Well, BlogHer is acting, as most of you probably already know, through the fantabulous initiative that is BlogHers Act, which is encouraging women bloggers to come up with global and US-based plans for action on causes to be decided upon at the conference. And, now, MBT is teaming up with them to spearhead a Canadian version of this initiative.

That's right. We're getting in on the action, Canuck-style.

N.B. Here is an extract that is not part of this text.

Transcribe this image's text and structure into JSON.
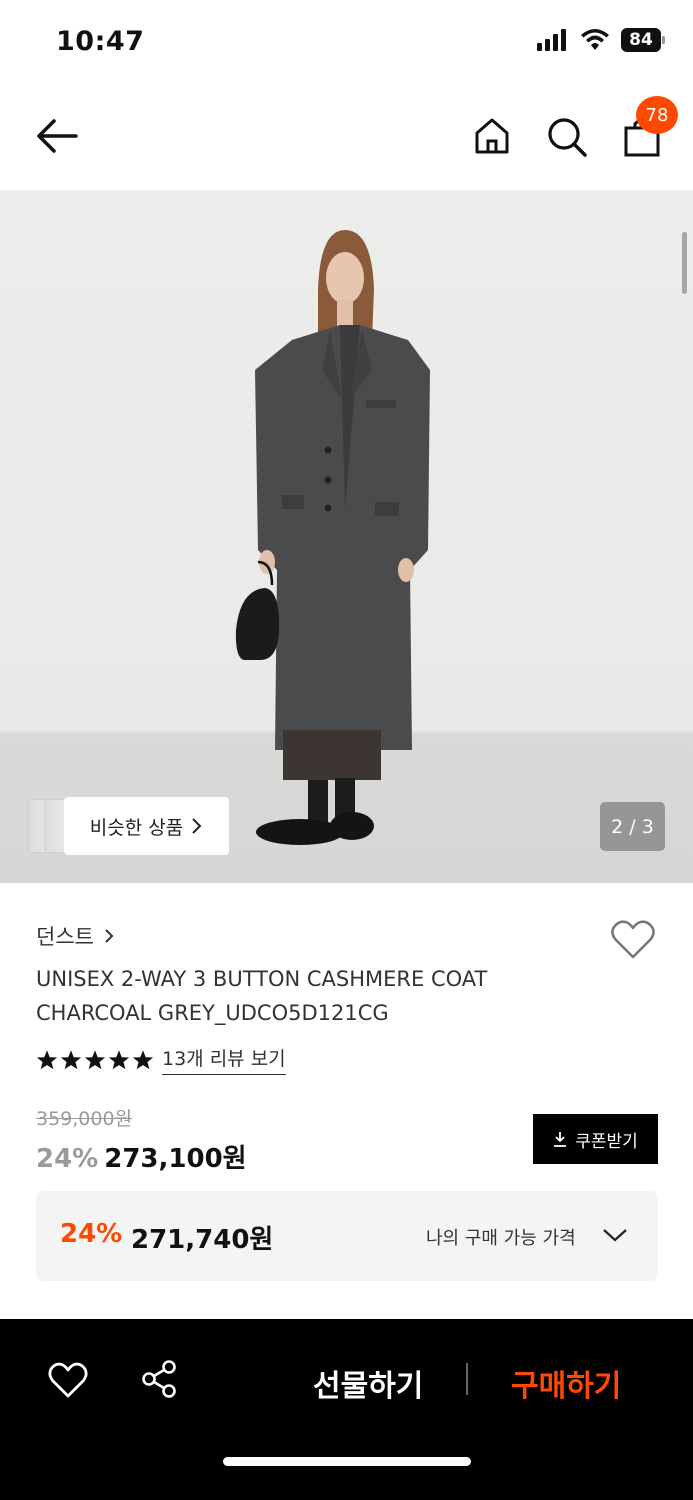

Our immediate goal is two-fold: to come up with a list of causes that women bloggers (not just mom-bloggers) from around Canada want to get behind, and then to narrow down that list to at least one cause (maybe more? can we do it?) that we will act upon directly over the coming year. The long-term plan? To bring Canadian women bloggers together to take real action. To effect real change.

Check out MBT's Mama Karma page for full details, and have your say. What action do you want to take? How do you want to change the little corner of the world that is Canada? Go, speak your cause in the comments at Mama Karma, or write a post and leave a link. You know the drill.

And the rest of you? What do you think? There's no disputing that action is good, but does our own empowerment - does empowerment in general - require that we put feet to pavement and placards in hands and that we march and protest and lobby and fight? Can virtual action (see, for example, what a lot of love and a little auction can do to help save the lives of little boys) be as powerful as real action?

We do better holding hands.

*(cross-posted with some amendments at MBT)

**EDITED TO ADD: Some of you might not know WhyMommy of Toddler Planet, but you totally should. Because she's one of the nicest ladies around, and, now, because she needs all the love and support she can get. She was recently diagnosed with breast cancer, and she's blogging through it with grace and aplomb, but she could still use a virtual hug or two. Also - BIG ALSO - she's giving away her BlogHer registration, and her reservation (just the reservation) at the now-totally-booked-up-you-can't-even-lick-the-windows-W-hotel. She has chemo that weekend, see, and can't go. But you could go, and join us while we raise our glasses to her and send her our biggest bloggy best wishes.